By the 19th century, Spain, including Lieres and Asturias suffered through two wars. This included the loss of Spanish colonies in the Americas, and the Spanish War of Independence, the war that led to the French invasion in May 1808. Early on, the residents of Siero participated in the conflict brought on by the Spanish War of Independence. In December 1808, the Siero Regiment was established, including 27 officers and 585 soldiers. In the days beginning on March 19, 1809, Marshal Michel Ney and his army seized La Pola. The French army plundered the area, causing serious damage, several deaths, and desolation among the people. In 1810, there was a new invasion of the principality, its mission to seize the capital. It lasted one year and included a battle at the bridge Colloto. There were many acts of vandalism by the French army troops. This instigated guerrilla resistance groups, the most notable being "The Nietu" of La Pola, the "Fombellida" in Valdesoto, and the "Jerome" (or "The Xastre").

In May 1812, during the Battle of Salamanca, General Bonet, deputy commander under Marshal Auguste de Marmont, suffered significant casualties with the systematic aggression of the guerrillas of Asturias, which lead Bonet to abandon the region and continue the fight on other fronts. Municipal documents created in 1813 did not record any casualties in Lieres as, if casualties had been documented, the widows would have to have been compensated with lifelong pensions.

==Industry==
During the 18th century, coal mining transformed Lieres.
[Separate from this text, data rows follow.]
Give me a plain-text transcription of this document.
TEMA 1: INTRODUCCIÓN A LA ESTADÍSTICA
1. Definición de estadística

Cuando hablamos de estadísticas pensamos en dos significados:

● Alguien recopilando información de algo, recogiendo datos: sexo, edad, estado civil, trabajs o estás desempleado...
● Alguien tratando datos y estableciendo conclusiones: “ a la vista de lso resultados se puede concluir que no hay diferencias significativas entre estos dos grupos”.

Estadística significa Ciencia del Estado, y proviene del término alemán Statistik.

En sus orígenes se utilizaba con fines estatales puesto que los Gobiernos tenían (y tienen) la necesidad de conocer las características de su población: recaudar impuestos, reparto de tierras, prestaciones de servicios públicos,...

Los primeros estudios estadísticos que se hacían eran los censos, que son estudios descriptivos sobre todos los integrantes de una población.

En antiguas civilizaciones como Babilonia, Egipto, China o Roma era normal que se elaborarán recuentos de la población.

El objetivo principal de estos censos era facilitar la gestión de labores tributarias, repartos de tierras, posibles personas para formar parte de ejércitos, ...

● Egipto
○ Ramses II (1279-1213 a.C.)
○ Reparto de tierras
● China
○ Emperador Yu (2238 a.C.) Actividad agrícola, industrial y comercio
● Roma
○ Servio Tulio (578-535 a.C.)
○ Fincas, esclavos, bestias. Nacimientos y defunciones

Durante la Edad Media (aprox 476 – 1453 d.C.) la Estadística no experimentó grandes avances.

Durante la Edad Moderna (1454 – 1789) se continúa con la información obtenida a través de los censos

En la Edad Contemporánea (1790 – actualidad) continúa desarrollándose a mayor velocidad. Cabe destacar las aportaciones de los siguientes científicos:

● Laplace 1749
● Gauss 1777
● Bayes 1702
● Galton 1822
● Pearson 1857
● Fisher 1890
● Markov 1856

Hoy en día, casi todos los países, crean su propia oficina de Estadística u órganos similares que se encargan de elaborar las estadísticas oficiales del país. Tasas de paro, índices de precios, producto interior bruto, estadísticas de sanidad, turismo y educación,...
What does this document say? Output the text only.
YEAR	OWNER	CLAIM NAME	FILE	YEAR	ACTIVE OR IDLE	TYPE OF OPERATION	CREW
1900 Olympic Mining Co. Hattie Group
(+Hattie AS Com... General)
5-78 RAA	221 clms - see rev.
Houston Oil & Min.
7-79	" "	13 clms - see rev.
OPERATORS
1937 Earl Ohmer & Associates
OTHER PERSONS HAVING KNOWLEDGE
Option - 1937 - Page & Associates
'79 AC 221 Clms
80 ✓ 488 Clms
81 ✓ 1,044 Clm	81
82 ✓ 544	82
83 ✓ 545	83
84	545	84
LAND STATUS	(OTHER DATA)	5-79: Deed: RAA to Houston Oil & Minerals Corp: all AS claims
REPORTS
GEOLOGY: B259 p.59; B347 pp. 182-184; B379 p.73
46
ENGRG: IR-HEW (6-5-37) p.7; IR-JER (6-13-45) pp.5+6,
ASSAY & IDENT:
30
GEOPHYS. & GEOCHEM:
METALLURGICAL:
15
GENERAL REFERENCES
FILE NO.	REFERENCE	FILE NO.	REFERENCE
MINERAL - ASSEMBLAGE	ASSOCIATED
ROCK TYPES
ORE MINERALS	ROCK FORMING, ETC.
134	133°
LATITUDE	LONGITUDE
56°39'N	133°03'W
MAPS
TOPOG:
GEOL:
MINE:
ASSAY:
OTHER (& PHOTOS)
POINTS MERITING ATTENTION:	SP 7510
The British "Society of St. Louis" moved to Lieres after its economic collapse in the Carbayín parish. Lieres had the best mines of Asturias and the best prices.

Though Lieres' main industry for most of the 20th century was mining, the alcohol industry continued as well. As a result of the Cuban War of Independence, Spain needed other sources of sugar. On July 12, 1898, the "Sugar Lieres" company began operations to produce sugar, manufacturing it from beets, and then distilling alcohol.

==Culture==

The monument Palacio de Cavanilles Centi is located in the parish. Notable festivals include: Our Lady of Health (first Sunday in August), Cristo del Agua (first Sunday in September), and San Antonio.